Ask “Mr. Music”
Jerry Osborne

FOR THE WEEK OF March 8, 1999

DEAR JERRY: Please help me to discover whether my memory is even worse than I think it is.

One of the first records I ever bought, in the early '50s, was “Wimoweh,” by the Bulawayo Sweet Rhythms Band. My problem is that I have recordings of the “Wimoweh” melody, and, of course, “The Lion Sleeps Tonight,” by the Tokens. But this is not the melody that I remember from that original 45 rpm.

I also have recordings of another South African tune called “Skokiaan,” and this is the melody that I remember on that old single.

So what is the relationship between “Wimoweh” and “Skokiaan,” if any at all? Do I have any of this right?

Please help me solve this 50-year-old musical mystery.
—Alan Schukraft, Evansville, Ind.

DEAR ALAN: You have some of it right, though I believe you have your tunes and titles jumbled.

“Wimoweh,” which, as you point out, inspired the Tokens' No. 1 hit, is a 1952 release by the Weavers. If you had a 45 of “Wimoweh,” it is probably by the Weavers.

Regardless, I am betting that the Bulawayo Sweet Rhythms Band 45 you speak of is, in fact, “Skokiaan,” which they had in the Top 20 in 1954 (London 1491). Do you happen to recall playing the flip side? If so, does “In the Mood” ring a bell? That would confirm my speculation.

The most noteworthy relationship between “Wimoweh” and “Skokiaan” is that both have Zulu origins.

“Wimoweh” comes from a tribal chant, whereas a “Skokiaan” is a favorite drink at Zulu parties.

Speaking of food and drink, in 1949, the Weavers were booked at New York's Village Vanguard for $200 per week and all they could eat. After one week, the club hiked their pay to $250 and withdrew their kitchen privleges.

Apparently Village management underestimated their collective appetite.

DEAR JERRY: Did Bing Crosby and Al Jolson ever record together? My husband, William, claims he once heard the two of them singing “Alexander's Ragtime Band.” We need your expertise.
—Betty Sheahan, Belleair Bluffs, Fla. (Lakeland)

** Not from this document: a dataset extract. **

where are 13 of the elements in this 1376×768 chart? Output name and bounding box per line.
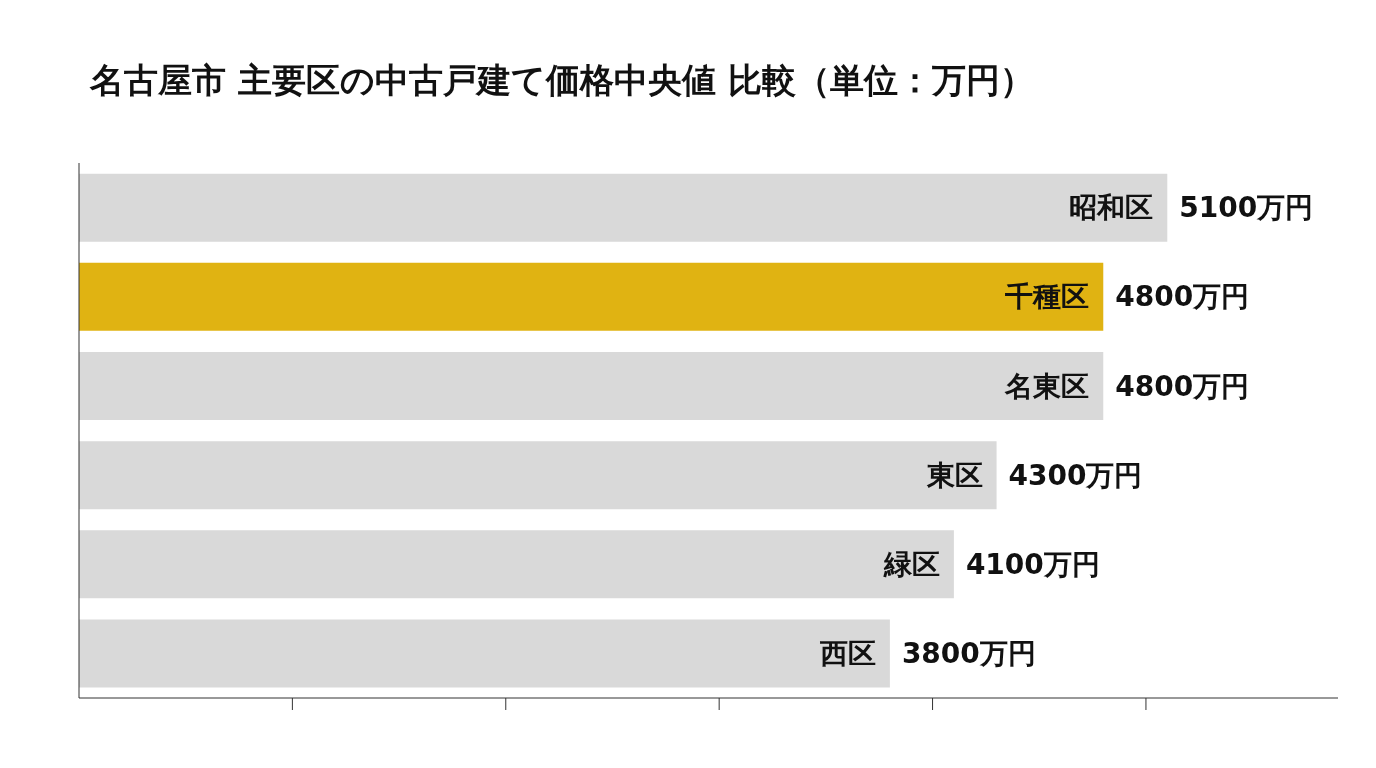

DEAR BETTY: In this case, it seems your William has ample expertise. About all you need from me is confirmation.

Bing Crosby and Al Jolson did have a somewhat popular version of “Alexander's Ragtime Band” (Decca 40038), in the summer of 1947.

However, nine years earlier, mid-'38, is when Bing had his memorable No. 1 hit with “Alexander's Ragtime Band” (Decca 1887). For that session, Connie Boswell turned up as Bing's duet vocalist.

It is certainly unusual for an artist to manage a hit twice with the same song, but each time with a different singing partner.

DEAR JERRY: During one of the “I Still Love This Game” NBA spots on TV, a song plays with lyrics like “Amor my love,” etc. It has kind of a Latin beat.

I'm wondering if it was recorded especially for this commercial, or is it a resurrected oldie? Can it be bought on CD?
—C.J. McMillan, Lancaster, Pa.

DEAR C.J.: The one-word title is “Amor,” a Top 20 hit in mid-1961 for Ben E. King.

This track is available on the “Ben E. King Anthology” (Rhino R2-71215), a two-disc collection of King's solo hits as well as those he sang with the Drifters.

IZ ZAT SO? Due to an sad combination of false statements and baseless journalism, the McCarthy-era Communist hunters managed to ruin the career of the Weavers.

In 1951 and '52 they were uncermonously blacklisted. By late 1953 they couldn't get a recording contract, and most of the top clubs and venues would no longer book them.

Most who lived through the “innocent” '50s recall the period with great fondness; however, this decade also had a dark side, as evidenced by this little vignette.